13 Antworten auf „Rote Karte für Querdenker“
Sie sind mit ihrer Einstellung absolut an der falschen beruflichen Position.
Werte Caritas,
Je länger ich darüber nachdenke, umso mehr erschreckt mich die Einseitigkeit Ihres Transparents und dieses begleitenden Artikels. Querdenken — im Englischen “Thinking out of the box” — ist eine essentielle, erfolgreiche Methode des Problemlösens. Ja: Diese Methode kann — wie Jeder von uns — scheitern. Die Methode und alle Menschen, die sie anwenden aber pauschal zu verunglimpfen ist weder demokratisch, noch christlich, noch solidarisch — sondern jeweils das Gegenteil. Um genau den Schaden nicht zu vergrößern, den Sie aufrufen, sollten Sie das Transparent schnellstens entfernen — und stattdessen zu Dialog, Solidarität und Nächstenliebe aufrufen — Sie werden sehen, dass die große Merhzahl der Querdenker da neben Ihnen steht.
Eine mehr als fragwürdige Message. Eine rote Karte schließt andere vom Spiel aus, sprich es gibt keinen Rahmen für einen Austausch. Mit so einer Aktion wird quasi noch Öl ins Feuer gegossen, die Spaltung der Gesellschaft weiter voran getrieben.

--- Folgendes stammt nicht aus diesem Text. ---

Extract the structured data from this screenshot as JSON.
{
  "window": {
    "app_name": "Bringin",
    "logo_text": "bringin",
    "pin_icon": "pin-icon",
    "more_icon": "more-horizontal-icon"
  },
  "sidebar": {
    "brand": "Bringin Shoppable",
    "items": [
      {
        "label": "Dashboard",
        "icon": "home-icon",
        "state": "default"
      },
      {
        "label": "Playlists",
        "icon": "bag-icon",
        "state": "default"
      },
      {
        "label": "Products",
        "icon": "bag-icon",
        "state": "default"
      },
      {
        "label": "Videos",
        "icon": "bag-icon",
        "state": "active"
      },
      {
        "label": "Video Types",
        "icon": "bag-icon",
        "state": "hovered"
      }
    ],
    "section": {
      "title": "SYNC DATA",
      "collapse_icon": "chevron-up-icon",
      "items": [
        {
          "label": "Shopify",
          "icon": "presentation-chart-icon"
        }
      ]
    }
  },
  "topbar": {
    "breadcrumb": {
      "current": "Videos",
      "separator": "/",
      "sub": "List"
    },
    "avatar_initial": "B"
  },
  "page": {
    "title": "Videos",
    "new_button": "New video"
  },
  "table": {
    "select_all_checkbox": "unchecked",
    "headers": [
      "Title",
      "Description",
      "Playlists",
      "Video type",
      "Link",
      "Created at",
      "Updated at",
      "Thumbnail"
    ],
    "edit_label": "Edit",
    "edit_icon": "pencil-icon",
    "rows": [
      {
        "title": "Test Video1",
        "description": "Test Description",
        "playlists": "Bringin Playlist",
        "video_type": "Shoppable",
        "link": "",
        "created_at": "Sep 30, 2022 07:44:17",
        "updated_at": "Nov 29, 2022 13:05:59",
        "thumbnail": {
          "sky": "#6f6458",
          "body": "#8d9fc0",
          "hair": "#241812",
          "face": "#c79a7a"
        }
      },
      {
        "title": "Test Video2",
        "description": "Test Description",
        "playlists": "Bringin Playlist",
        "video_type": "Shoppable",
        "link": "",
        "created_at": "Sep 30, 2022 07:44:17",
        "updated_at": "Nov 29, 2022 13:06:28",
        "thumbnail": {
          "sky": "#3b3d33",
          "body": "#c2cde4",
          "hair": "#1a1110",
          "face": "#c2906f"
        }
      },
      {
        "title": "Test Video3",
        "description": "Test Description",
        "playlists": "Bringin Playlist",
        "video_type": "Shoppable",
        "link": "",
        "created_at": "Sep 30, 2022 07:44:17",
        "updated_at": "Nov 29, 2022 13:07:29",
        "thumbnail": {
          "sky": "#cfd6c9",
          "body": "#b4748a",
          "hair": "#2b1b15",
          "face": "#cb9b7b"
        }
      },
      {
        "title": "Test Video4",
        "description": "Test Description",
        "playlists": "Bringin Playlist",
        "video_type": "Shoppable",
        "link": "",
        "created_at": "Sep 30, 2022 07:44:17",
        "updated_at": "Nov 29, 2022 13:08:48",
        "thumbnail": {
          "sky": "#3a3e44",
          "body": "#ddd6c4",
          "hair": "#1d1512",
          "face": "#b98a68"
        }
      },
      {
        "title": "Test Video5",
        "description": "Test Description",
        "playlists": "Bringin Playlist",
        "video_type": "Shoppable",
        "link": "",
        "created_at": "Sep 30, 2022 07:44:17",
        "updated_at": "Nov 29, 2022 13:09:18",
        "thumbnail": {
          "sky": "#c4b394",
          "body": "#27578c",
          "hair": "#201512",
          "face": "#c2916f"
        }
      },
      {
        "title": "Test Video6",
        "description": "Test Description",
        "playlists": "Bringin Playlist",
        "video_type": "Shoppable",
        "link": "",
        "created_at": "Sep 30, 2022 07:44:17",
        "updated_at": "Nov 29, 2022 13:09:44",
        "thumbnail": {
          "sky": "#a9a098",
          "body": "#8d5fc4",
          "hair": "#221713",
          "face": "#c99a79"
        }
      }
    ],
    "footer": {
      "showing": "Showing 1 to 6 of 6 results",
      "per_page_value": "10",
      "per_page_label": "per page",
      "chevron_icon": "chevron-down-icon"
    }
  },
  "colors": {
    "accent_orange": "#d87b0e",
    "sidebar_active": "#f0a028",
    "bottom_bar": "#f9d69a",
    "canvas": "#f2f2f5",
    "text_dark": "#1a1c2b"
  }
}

Ich bin eigentlich ein bewunderer und gelegentlich auch Unterstützer Eurer Arbeit, aber ich finde, diese Aktion voll daneben. Im Prinzip macht der Artikel genau das, was er angeblichen “Querdenkern” vorwirft, sie verunglimpfen und ihnen irgendeinen Aufkleber verpassen. Die Wortwahl ist herabwürdigend.
In einer ohnehin schon mit negativen Emotionen behafteten Zeit, wäre eine positive Message wesentlich besser gekommen. Insgesamt hätte es viel mehr echten Austausch und Miteinander geben müssen und kein Diktat. Was so viel heißt jede Seite muss beleuchtet und gehört werden, was nie der Fall war. Der Artikel wiederholt nur was der gewöhnliche Mainstream tut. Nur eine “Wahrheit” als “Allerweltslösung” zuzulassen und Menschen die anderer Meinung sind zu diffamieren, finde ich verwerflich.